Paul Bunyan and golf courses
February 8, 2008
Steve Zeveney is acting like Paul Bunyan this winter, and many Cape Region golfers should be very happy.
The long time golf course superintendent at Shawnee Country Club is focusing on cutting trees during the current off-season.
Zeveney recently showed me some of the significant tree-removal and tree-trimming he and his crew have already done. It’s really impressive, especially for golfers who long ago discovered how little truth there is to the claim that trees are 90% air.
The photograph accompanying this article shows two large stumps on the backside of the second hole. The one in the foreground has recently been cut, and several inches of the large old tree’s base are still visible. Just behind it is the site of a former, similarly large stump, now covered with topsoil and grass seed.
Zeveney explained that for many of these trees, he plans to continue this approach to covering the stumps, instead of removing them. “We can pull some of them out, but others are just too big. Covering with dirt and seeding them over works in a lot of places,” he said.
The par-five eighth hole’s tee box areas are also significantly opened up, compared to the aerial biomass hazards that discouraged thousands of golfers for many years. Zeveney and his staff cut down trees that blocked light and air at the back tee location. They also removed several large branches that overhung the middle tee box area. Those branches often played havoc with golfers using the back tees who hit either a high draw or high fade.
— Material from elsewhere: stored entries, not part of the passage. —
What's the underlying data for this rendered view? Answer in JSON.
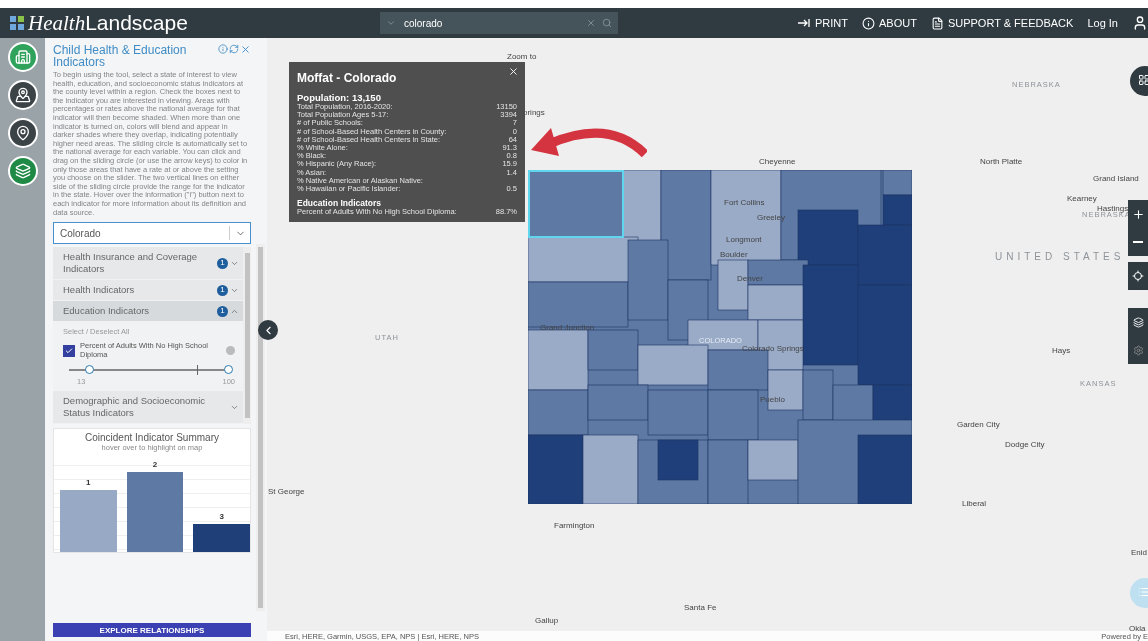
{
  "header": {
    "logo": {
      "italic": "Health",
      "rest": "Landscape"
    },
    "search": {
      "value": "colorado"
    },
    "links": [
      {
        "label": "PRINT",
        "kind": "print"
      },
      {
        "label": "ABOUT",
        "kind": "about"
      },
      {
        "label": "SUPPORT & FEEDBACK",
        "kind": "support"
      },
      {
        "label": "Log In",
        "kind": "login"
      }
    ]
  },
  "rail": [
    {
      "kind": "building",
      "color": "#2fa35c"
    },
    {
      "kind": "map",
      "color": "#3b4347"
    },
    {
      "kind": "pin",
      "color": "#3b4347"
    },
    {
      "kind": "layers",
      "color": "#1f8a45"
    }
  ],
  "panel": {
    "title": "Child Health & Education Indicators",
    "intro": "To begin using the tool, select a state of interest to view health, education, and socioeconomic status indicators at the county level within a region. Check the boxes next to the indicator you are interested in viewing. Areas with percentages or rates above the national average for that indicator will then become shaded. When more than one indicator is turned on, colors will blend and appear in darker shades where they overlap, indicating potentially higher need areas. The sliding circle is automatically set to the national average for each variable. You can click and drag on the sliding circle (or use the arrow keys) to color in only those areas that have a rate at or above the setting you choose on the slider. The two vertical lines on either side of the sliding circle provide the range for the indicator in the state. Hover over the information (\"i\") button next to each indicator for more information about its definition and data source.",
    "state_select": {
      "value": "Colorado"
    },
    "sections": [
      {
        "label": "Health Insurance and Coverage Indicators",
        "badge": "1",
        "expanded": false
      },
      {
        "label": "Health Indicators",
        "badge": "1",
        "expanded": false
      },
      {
        "label": "Education Indicators",
        "badge": "1",
        "expanded": true,
        "select_all": "Select / Deselect All",
        "indicators": [
          {
            "label": "Percent of Adults With No High School Diploma",
            "checked": true,
            "thumbs": [
              {
                "level": 0.13
              },
              {
                "level": 1
              }
            ],
            "min_label": "13",
            "max_label": "100"
          }
        ]
      },
      {
        "label": "Demographic and Socioeconomic Status Indicators",
        "expanded": false
      }
    ],
    "summary": {
      "title": "Coincident Indicator Summary",
      "subtitle": "hover over to highlight on map",
      "bars": [
        {
          "label": "1",
          "color": "#98a9c6"
        },
        {
          "label": "2",
          "color": "#5e79a4"
        },
        {
          "label": "3",
          "color": "#1f3f78"
        }
      ]
    },
    "button": "EXPLORE RELATIONSHIPS"
  },
  "tooltip": {
    "title": "Moffat - Colorado",
    "population": "Population: 13,150",
    "rows": [
      {
        "label": "Total Population, 2016-2020:",
        "value": "13150"
      },
      {
        "label": "Total Population Ages 5-17:",
        "value": "3394"
      },
      {
        "label": "# of Public Schools:",
        "value": "7"
      },
      {
        "label": "# of School-Based Health Centers in County:",
        "value": "0"
      },
      {
        "label": "# of School-Based Health Centers in State:",
        "value": "64"
      },
      {
        "label": "% White Alone:",
        "value": "91.3"
      },
      {
        "label": "% Black:",
        "value": "0.8"
      },
      {
        "label": "% Hispanic (Any Race):",
        "value": "15.9"
      },
      {
        "label": "% Asian:",
        "value": "1.4"
      },
      {
        "label": "% Native American or Alaskan Native:",
        "value": ""
      },
      {
        "label": "% Hawaiian or Pacific Islander:",
        "value": "0.5"
      }
    ],
    "section": "Education Indicators",
    "section_rows": [
      {
        "label": "Percent of Adults With No High School Diploma:",
        "value": "88.7%"
      }
    ]
  },
  "map": {
    "labels": [
      {
        "text": "Zoom to",
        "kind": "city"
      },
      {
        "text": "prings",
        "kind": "city"
      },
      {
        "text": "NEBRASKA",
        "kind": "region"
      },
      {
        "text": "Cheyenne",
        "kind": "city"
      },
      {
        "text": "North Platte",
        "kind": "city"
      },
      {
        "text": "Grand Island",
        "kind": "city"
      },
      {
        "text": "Kearney",
        "kind": "city"
      },
      {
        "text": "Hastings",
        "kind": "city"
      },
      {
        "text": "NEBRASKA",
        "kind": "region"
      },
      {
        "text": "UNITED STATES",
        "kind": "country"
      },
      {
        "text": "Fort Collins",
        "kind": "city"
      },
      {
        "text": "Greeley",
        "kind": "city"
      },
      {
        "text": "Longmont",
        "kind": "city"
      },
      {
        "text": "Boulder",
        "kind": "city"
      },
      {
        "text": "Denver",
        "kind": "city"
      },
      {
        "text": "Grand Junction",
        "kind": "city"
      },
      {
        "text": "COLORADO",
        "kind": "overlay"
      },
      {
        "text": "Colorado Springs",
        "kind": "city"
      },
      {
        "text": "Pueblo",
        "kind": "city"
      },
      {
        "text": "UTAH",
        "kind": "region"
      },
      {
        "text": "Hays",
        "kind": "city"
      },
      {
        "text": "KANSAS",
        "kind": "region"
      },
      {
        "text": "Garden City",
        "kind": "city"
      },
      {
        "text": "Dodge City",
        "kind": "city"
      },
      {
        "text": "Liberal",
        "kind": "city"
      },
      {
        "text": "St George",
        "kind": "city"
      },
      {
        "text": "Farmington",
        "kind": "city"
      },
      {
        "text": "Santa Fe",
        "kind": "city"
      },
      {
        "text": "Gallup",
        "kind": "city"
      },
      {
        "text": "Enid",
        "kind": "city"
      },
      {
        "text": "Okla",
        "kind": "city"
      }
    ],
    "attribution": "Esri, HERE, Garmin, USGS, EPA, NPS | Esri, HERE, NPS",
    "powered_by": "Powered by E"
  }
}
In October 2000, Stanley Zontek of the USGA’s Greens Section visited Shawnee and suggested the club should do exactly what’s now been done at the eighth hole. He said, “The USGA uses a line of sight guideline to keep branches or trees from blocking a line from the tee box edges to the fairway edges. The club can certainly leave them in place, because it’s just a guideline, but if the USGA held a competition here those branches and trees would go.”
Glad to see it happen.
In addition, Zeveney’s staff removed several pine trees that ringed the edges of other greens, notably at the third and seventh holes. These pines stood on the downslopes of the green complexes. They not only blocked the sunlight on the green, affecting the turf, but also made mowing more difficult.
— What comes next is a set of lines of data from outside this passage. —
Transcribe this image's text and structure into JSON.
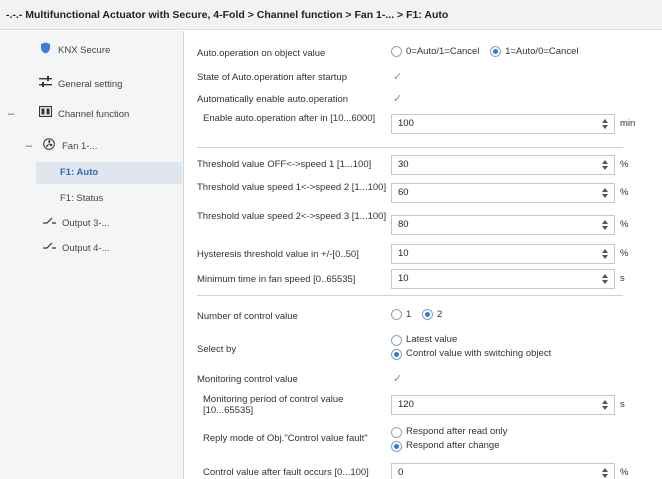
{
  "title": "-.-.- Multifunctional Actuator with Secure, 4-Fold > Channel function > Fan 1-... > F1: Auto",
  "sidebar": {
    "items": [
      {
        "label": "KNX Secure",
        "icon": "shield-icon"
      },
      {
        "label": "General setting",
        "icon": "sliders-icon"
      },
      {
        "label": "Channel function",
        "icon": "channel-icon"
      },
      {
        "label": "Fan 1-...",
        "icon": "fan-icon"
      },
      {
        "label": "F1: Auto"
      },
      {
        "label": "F1: Status"
      },
      {
        "label": "Output 3-...",
        "icon": "switch-icon"
      },
      {
        "label": "Output 4-...",
        "icon": "switch-icon"
      }
    ],
    "collapse_symbol": "–"
  },
  "params": {
    "auto_object": {
      "label": "Auto.operation on object value",
      "opt1": "0=Auto/1=Cancel",
      "opt2": "1=Auto/0=Cancel"
    },
    "state_startup": {
      "label": "State of Auto.operation after startup"
    },
    "auto_enable": {
      "label": "Automatically enable auto.operation"
    },
    "enable_after": {
      "label": "Enable auto.operation after in [10...6000]",
      "value": "100",
      "unit": "min"
    },
    "threshold_off": {
      "label": "Threshold value OFF<->speed 1 [1...100]",
      "value": "30",
      "unit": "%"
    },
    "threshold_12": {
      "label": "Threshold value speed 1<->speed 2 [1...100]",
      "value": "60",
      "unit": "%"
    },
    "threshold_23": {
      "label": "Threshold value speed 2<->speed 3 [1...100]",
      "value": "80",
      "unit": "%"
    },
    "hysteresis": {
      "label": "Hysteresis threshold value in +/-[0..50]",
      "value": "10",
      "unit": "%"
    },
    "min_time": {
      "label": "Minimum time in fan speed [0..65535]",
      "value": "10",
      "unit": "s"
    },
    "num_control": {
      "label": "Number of control value",
      "opt1": "1",
      "opt2": "2"
    },
    "select_by": {
      "label": "Select by",
      "opt1": "Latest value",
      "opt2": "Control value with switching object"
    },
    "monitoring": {
      "label": "Monitoring control value"
    },
    "monitor_period": {
      "label": "Monitoring period of control value [10...65535]",
      "value": "120",
      "unit": "s"
    },
    "reply_mode": {
      "label": "Reply mode of Obj.\"Control value fault\"",
      "opt1": "Respond after read only",
      "opt2": "Respond after change"
    },
    "after_fault": {
      "label": "Control value after fault occurs [0...100]",
      "value": "0",
      "unit": "%"
    }
  },
  "check_symbol": "✓"
}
Chris Adkins, the golf superintendent at The Rookery Golf Course, was the former greenskeeper at Shawnee. Adkins said the greenside pines were never intended to be permanent additions to the Shawnee landscape. “They were put in when that part of the course was first opened up, to provide some framing for the holes. The assumption was that they’d be spaded and removed from those spots after a few years.”
As often happens in golf course planning, however, a few years can quickly turn into a couple decades, if you’re not careful.
Adkins has his own wintertime project, and it’s a wet challenge.
Muskrats have burrowed through the bentonite clay that once formed a solid underwater barrier for the Rookery’s irrigation ponds. The new holes are draining the ponds, and Adkins plans to re-plug the holes to keep the ponds operating as planned.
First, however, he has to catch all the muskrats. “We’ve hired a trapper, and he’s getting them. Once he’s finished, we’ll start filling the holes, either with new bentonite or some other method.”
Jim Prucnal, the superintendent at Kings Creek Country Club, is putting the finishing touches on a major increase in the golf course’s irrigation system. He and his crew installed nearly 130 new spray heads, at five per hole, to water the rough areas adjacent to each green. “We tapped off the existing lines. The extra heads mean that we’ll extend our [irrigation] run times at night.”
Each winter, all of the Cape Region greenskeepers work on larger-scale renovation and repairs they can’t realistically perform during golf season, such as these projects. If you see them on your home course this winter or early spring, find a way to thank them for all their efforts.